Reduce reader memory consumption
It adds a new output_path parameter in a reader's function that allows to save every element of the spatialdata object as soon as it's created.
This frees up part of the memory during the function's execution instead of maintaining the whole spatialdata object in memory and then saving it with sdata.write.
I've done it only for Xenium but if I receive the ok I can implement it for the rest of the readers.
Codecov Report
Attention: Patch coverage is 37.25490% with 32 lines in your changes missing coverage. Please review.

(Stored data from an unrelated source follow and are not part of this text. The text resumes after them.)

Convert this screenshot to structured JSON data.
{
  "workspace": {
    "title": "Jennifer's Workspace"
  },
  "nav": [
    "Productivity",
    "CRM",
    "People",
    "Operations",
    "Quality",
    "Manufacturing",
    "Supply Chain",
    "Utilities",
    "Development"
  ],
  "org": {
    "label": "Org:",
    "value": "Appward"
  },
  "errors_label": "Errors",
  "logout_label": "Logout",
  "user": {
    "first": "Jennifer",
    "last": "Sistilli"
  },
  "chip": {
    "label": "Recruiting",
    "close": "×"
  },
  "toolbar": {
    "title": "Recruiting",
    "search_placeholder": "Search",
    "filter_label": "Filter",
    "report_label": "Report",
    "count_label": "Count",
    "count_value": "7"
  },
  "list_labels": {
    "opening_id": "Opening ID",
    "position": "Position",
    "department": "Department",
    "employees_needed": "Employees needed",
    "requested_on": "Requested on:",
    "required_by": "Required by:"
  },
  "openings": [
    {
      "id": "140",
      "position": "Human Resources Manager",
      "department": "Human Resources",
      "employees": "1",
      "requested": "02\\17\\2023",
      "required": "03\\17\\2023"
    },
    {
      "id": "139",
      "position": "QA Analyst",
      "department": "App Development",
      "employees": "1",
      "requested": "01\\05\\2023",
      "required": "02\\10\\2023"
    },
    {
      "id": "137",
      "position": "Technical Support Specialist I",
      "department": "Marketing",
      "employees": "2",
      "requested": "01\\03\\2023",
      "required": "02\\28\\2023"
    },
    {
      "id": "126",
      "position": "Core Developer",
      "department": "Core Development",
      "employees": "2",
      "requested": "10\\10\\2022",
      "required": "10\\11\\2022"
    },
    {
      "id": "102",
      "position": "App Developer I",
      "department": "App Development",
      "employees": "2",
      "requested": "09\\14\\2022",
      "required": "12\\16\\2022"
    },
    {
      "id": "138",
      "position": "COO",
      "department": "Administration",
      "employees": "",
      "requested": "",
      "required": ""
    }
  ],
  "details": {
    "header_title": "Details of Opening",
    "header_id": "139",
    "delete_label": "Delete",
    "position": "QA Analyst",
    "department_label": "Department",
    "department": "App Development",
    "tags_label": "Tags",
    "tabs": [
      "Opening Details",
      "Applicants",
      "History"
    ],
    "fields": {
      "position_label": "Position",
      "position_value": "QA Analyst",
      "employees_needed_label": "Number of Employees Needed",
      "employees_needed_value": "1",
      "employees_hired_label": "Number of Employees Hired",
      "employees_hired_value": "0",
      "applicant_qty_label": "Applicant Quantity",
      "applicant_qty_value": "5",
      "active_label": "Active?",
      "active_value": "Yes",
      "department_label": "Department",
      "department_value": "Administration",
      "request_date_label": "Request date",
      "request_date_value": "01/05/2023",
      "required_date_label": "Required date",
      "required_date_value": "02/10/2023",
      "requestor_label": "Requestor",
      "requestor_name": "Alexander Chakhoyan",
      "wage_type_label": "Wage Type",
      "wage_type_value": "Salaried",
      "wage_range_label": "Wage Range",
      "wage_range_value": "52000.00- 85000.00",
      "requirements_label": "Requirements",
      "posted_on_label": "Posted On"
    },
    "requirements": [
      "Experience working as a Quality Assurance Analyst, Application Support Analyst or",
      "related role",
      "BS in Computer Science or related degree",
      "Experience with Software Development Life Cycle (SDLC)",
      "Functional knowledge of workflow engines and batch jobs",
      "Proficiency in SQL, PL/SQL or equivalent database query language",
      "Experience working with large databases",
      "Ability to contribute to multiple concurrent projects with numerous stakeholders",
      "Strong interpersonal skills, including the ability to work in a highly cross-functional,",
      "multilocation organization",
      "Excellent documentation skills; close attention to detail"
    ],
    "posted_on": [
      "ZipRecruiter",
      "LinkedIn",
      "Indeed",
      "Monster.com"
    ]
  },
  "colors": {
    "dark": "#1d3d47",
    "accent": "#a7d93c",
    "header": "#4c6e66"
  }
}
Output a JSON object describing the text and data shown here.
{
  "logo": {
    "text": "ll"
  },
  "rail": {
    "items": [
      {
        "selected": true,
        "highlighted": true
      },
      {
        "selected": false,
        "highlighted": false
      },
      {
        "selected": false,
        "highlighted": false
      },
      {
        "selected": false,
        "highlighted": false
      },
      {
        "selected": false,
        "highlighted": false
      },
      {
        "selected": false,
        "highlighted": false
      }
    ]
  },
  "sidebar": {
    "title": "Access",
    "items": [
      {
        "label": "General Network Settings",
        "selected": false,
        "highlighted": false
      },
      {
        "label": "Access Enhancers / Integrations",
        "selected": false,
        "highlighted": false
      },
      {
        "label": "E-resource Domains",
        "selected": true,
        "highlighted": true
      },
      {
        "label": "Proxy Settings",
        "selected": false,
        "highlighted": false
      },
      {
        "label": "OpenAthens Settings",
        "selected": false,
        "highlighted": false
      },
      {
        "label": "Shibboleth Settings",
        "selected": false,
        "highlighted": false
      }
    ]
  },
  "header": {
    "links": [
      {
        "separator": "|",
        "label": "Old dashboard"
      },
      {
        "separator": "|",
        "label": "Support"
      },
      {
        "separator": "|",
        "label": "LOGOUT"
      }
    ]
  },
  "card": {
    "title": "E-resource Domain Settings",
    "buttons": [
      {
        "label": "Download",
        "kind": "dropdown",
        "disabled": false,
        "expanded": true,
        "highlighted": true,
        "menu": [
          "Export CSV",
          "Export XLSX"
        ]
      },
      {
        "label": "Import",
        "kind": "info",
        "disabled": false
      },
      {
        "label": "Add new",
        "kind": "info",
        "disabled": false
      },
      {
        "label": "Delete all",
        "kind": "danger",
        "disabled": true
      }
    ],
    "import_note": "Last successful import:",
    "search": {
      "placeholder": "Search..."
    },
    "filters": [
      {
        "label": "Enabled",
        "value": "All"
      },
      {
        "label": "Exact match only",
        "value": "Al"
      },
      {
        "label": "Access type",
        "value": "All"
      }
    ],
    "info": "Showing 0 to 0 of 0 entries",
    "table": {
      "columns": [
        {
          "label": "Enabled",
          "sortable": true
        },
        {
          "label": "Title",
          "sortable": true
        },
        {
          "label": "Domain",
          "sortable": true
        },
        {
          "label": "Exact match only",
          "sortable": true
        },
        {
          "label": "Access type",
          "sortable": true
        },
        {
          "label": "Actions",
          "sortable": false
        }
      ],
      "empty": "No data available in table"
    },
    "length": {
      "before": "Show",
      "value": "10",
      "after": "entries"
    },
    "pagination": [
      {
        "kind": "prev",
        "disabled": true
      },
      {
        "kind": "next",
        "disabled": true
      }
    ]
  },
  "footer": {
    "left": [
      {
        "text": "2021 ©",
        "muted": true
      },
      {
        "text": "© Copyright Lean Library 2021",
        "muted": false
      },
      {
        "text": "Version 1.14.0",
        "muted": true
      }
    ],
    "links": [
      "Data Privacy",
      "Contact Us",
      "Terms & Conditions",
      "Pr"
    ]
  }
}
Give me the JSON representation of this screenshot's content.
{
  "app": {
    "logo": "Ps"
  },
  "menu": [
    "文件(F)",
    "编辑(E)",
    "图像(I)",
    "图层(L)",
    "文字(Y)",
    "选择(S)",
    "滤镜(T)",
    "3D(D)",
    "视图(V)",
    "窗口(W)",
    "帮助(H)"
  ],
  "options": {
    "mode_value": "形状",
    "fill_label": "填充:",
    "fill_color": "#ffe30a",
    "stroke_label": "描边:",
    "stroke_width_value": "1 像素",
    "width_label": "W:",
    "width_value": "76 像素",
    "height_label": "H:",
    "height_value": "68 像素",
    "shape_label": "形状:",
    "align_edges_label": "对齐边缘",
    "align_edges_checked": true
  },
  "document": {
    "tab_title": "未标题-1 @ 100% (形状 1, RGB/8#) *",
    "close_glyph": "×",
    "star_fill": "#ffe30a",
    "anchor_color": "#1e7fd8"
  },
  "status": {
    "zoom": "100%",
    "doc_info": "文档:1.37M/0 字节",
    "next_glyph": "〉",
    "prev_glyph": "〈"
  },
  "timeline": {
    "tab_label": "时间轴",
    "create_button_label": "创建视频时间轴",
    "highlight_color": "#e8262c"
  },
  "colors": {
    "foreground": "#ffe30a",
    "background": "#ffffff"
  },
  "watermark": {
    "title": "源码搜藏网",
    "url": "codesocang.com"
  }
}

Project coverage is 45.02%. Comparing base (
cff4896) to head (43f0d04). Report is 2 commits behind head on main.
| Files with missing lines | Patch % | Lines |
|---|---|---|
| src/spatialdata_io/readers/xenium.py | 37.25% | 32 Missing :warning: |
Additional details and impacted files
@@ Coverage Diff @@
## main #228 +/- ##
==========================================
- Coverage 45.50% 45.02% -0.48%
==========================================
Files 22 22
Lines 2149 2183 +34
==========================================
+ Hits 978 983 +5
- Misses 1171 1200 +29
| Files with missing lines | Coverage Δ | |
|---|---|---|
| src/spatialdata_io/readers/xenium.py | 66.18% <37.25%> (-5.61%) |
:arrow_down: |
Thanks for the PR @marcovarrone, I will check it and get back to you.
Closing because it's a bit outdated and dask already uses chunking to adapt the amount of memory required. The solution of saving each element makes a difference only if the reader cannot rely on dask.
I will create smaller and separate pull requests for each reader with appropriate credits for the nice work done by @laudmt, @cgeyskens and @frankandreace during the scverse x Owkin hackathon.
Thanks @marcovarrone for the update, this went out of our radar. I just add a chat with @melonora regarding this and saw the updates. I will follow up on the Xenium PR.